Action: If you handle hiring for IT roles at your MSP or for clients, enable Defender for Cloud Apps connectors on your HR SaaS platforms and configure impossible-travel alerting for new-hire accounts in their first 90 days. The detection guidance in the blog post includes specific queries for Workday API access patterns.
Brief 9 — Kentico Xperience path traversal added to KEV (CVE-2025-2749, CVSS 7.2)
CISA added CVE-2025-2749 (CVSS 7.2) in Kentico Xperience to KEV on April 20. The vulnerability allows authenticated users with Staging Sync Server access to upload arbitrary files to path-relative locations, enabling server-side code execution. Affected versions: through 13.0.178. CISA due date: May 4, 2026. NVD entry.
Action: If you host Kentico Xperience CMS for clients, verify the installed version against the affected range and apply the vendor patch.

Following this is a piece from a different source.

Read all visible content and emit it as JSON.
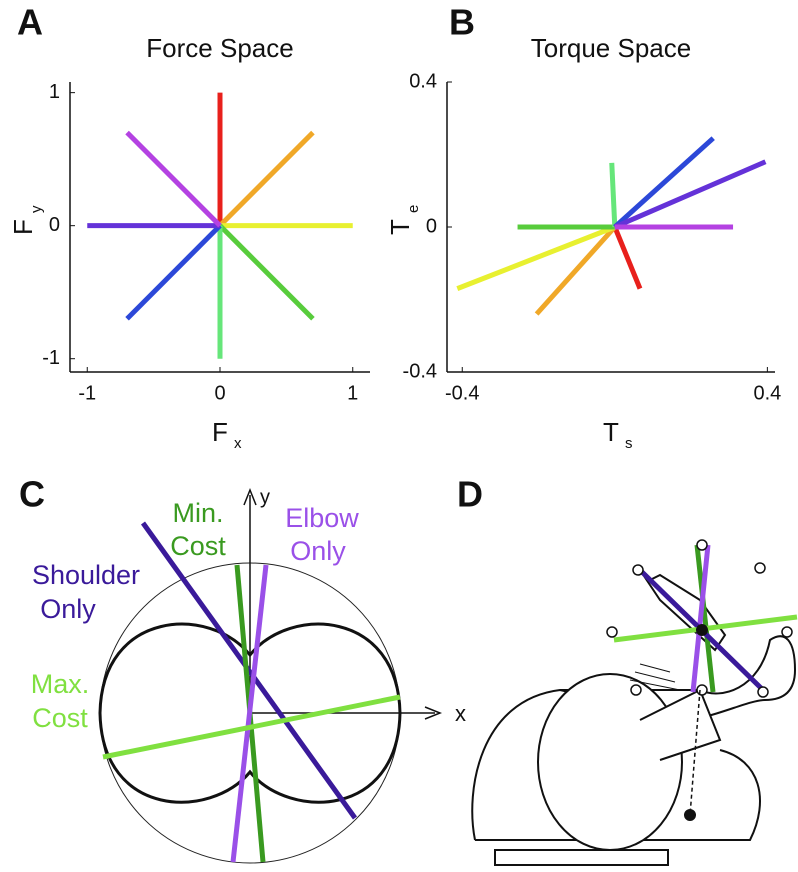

Brief 10 — Conditional Access Optimization Agent adds phased policy rollout in public preview
The Conditional Access Optimization Agent — part of Microsoft Security Copilot — now supports phased rollout of any report-only Conditional Access policy in public preview. When you initiate a rollout, the agent analyzes sign-in data, recommends a staged deployment plan starting with smaller user groups, and expands automatically as the rollout proceeds. Entra What's New.
Action: If you manage tenants with report-only CA policies that have been sitting unactivated because you're worried about user impact, this feature is the structured path to turning them on. Review your report-only policy list and queue the highest-priority ones for a phased rollout.